In dem kleinen Büro wurden in den vergangenen Wochen vier von sechs Mitarbeitern im Zuge der von Twitter-Chef Elon Musk verkündeten Personaleinsparungen entlassen. Doch auch die verbliebenen zwei Büromitglieder, so heißt es aus informierten Kreisen, hätten das Unternehmen verlassen, nachdem Musk alle bei Twitter aufgefordert hatte, sich zu einer "Hardcore"-Arbeitskultur zu bekennen.

Das Brüsseler Büro ist wichtig für Twitter, weil es bisher dafür zuständig war, die Einhaltung von EU-Regeln sicherzustellen, von denen viele erst kürzlich in Kraft getreten sind. Eine EU-Verordnung, der sogenannte Digital Services Act, gibt den Regierungen mehr Macht, um Regeln bei großen Online-Plattformen durchzusetzen. Von kommenden Sommer an müssen diese ihren Nutzern die Möglichkeit geben, illegale Inhalte zu melden, und genügend Personal für die Moderation von Inhalten bereitstellen. Die Unternehmen müssen außerdem eine Risikobewertung vorlegen, aus der hervorgeht, wie sie Fehlinformationen und Belästigungen eindämmen. Wenn Twitter sich nicht daran hält, muss das Unternehmen mit Geldstrafen von bis zu sechs Prozent des Jahresumsatzes rechnen und könnte im Extremfall sogar verboten werden.
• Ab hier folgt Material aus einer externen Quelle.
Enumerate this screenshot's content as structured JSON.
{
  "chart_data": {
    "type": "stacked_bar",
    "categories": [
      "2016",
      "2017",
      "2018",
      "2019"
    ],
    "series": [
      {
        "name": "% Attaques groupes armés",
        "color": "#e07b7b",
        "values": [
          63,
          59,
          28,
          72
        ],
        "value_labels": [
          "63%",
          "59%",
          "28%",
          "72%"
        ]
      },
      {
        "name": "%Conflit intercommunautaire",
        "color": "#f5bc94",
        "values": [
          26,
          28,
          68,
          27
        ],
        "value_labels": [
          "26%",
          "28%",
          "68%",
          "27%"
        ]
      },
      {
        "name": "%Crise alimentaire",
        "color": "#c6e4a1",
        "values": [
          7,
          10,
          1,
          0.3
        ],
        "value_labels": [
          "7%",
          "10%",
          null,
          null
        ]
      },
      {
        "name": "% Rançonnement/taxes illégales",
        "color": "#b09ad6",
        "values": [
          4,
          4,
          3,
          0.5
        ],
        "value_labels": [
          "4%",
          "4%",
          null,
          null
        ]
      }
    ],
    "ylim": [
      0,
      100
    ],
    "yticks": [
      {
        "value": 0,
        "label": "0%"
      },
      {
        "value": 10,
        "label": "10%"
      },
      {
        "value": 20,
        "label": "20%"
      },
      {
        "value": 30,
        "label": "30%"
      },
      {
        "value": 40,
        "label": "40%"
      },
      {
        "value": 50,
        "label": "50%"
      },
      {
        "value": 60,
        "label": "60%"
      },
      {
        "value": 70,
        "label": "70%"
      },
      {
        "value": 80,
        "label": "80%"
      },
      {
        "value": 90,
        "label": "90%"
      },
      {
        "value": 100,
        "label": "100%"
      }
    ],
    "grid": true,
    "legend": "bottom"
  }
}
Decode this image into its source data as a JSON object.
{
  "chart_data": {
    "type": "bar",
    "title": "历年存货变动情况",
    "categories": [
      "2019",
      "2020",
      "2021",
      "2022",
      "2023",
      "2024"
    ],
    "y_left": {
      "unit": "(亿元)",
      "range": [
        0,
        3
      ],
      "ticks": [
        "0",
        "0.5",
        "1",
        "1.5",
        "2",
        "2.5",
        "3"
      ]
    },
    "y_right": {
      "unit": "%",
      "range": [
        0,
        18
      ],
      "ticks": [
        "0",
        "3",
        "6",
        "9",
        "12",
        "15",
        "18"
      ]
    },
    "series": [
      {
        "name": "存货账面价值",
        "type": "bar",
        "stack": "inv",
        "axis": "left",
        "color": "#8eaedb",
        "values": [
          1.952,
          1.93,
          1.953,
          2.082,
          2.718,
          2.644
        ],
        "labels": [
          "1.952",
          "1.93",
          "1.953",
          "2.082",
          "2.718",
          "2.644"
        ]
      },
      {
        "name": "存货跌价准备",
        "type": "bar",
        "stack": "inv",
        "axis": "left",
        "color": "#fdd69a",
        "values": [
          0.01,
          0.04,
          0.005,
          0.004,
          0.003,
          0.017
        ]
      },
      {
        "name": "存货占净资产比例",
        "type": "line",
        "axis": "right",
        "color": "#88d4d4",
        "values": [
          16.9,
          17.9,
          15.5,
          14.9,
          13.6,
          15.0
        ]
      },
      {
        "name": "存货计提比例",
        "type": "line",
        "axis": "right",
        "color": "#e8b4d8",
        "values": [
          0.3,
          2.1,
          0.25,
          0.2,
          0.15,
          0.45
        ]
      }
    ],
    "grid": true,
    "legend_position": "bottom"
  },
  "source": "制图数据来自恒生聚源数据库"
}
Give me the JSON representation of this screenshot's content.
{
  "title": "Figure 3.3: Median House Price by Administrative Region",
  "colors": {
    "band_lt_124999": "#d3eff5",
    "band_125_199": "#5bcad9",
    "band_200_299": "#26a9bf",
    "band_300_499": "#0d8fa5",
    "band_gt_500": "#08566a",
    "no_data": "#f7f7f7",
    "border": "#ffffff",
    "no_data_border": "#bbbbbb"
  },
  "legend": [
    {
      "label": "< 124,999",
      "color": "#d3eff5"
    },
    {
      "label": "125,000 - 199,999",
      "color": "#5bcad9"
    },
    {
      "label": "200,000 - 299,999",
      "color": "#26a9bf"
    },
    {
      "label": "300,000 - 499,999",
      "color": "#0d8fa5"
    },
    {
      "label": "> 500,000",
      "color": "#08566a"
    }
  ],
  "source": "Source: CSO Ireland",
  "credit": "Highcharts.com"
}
EU-Kommissar schickt Brief an Musk

Die Social-Media-Plattform sieht sich zunehmend Vorwürfen ausgesetzt, zu wenig gegen die Bekämpfung von Hassreden und Desinformationen zu tun. Mehrere EU-Vertreter haben Twitter aufgefordert, seinen regulatorischen Pflichten in der EU nachzukommen. Bereits Stunden nachdem der Milliardär Musk das Unternehmen für 44 Milliarden Dollar übernommen hatte, habe EU-Binnenmarkt-Kommissar Thierry Breton die Aufforderung an den neuen Eigentümer geschickt, sich "an unsere Regeln zu halten", berichtet Bloomberg. Und EU-Justizkommissar Didier Reynders betonte, dass das Unternehmen die strengen Datenschutzvorschriften der EU einhalten müsse.
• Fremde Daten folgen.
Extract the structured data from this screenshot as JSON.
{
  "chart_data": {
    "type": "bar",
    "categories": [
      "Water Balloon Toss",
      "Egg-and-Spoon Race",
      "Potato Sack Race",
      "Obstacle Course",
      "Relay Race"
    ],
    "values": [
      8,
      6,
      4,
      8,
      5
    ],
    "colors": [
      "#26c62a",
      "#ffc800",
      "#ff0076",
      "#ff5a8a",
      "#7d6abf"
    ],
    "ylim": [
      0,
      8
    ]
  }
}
Musk habe die Einhaltung der EU-Regeln und den Schutz der Nutzerdaten zugesagt. Offenbar soll das Twitter-Team im irischen Dublin Aufgaben übernehmen, die zuvor in Brüssel erledigt wurden. "Was wir in den letzten Wochen gesehen haben, ist sehr beunruhigend", sagte Reynders dieser Tage. Man habe von Twitter "ein klares Bekenntnis" erhalten, aber "wir müssen jetzt konkrete Maßnahmen sehen".

Der Umgang mit Inhalten bei Twitter wird aber nicht alleine in der EU genau beobachtet. In den USA hat eine Gruppe demokratischer Senatoren die Handelskommission gebeten, zu prüfen, ob Twitter unter Musks Führung gegen Verbraucherschutzgesetze verstoßen hat.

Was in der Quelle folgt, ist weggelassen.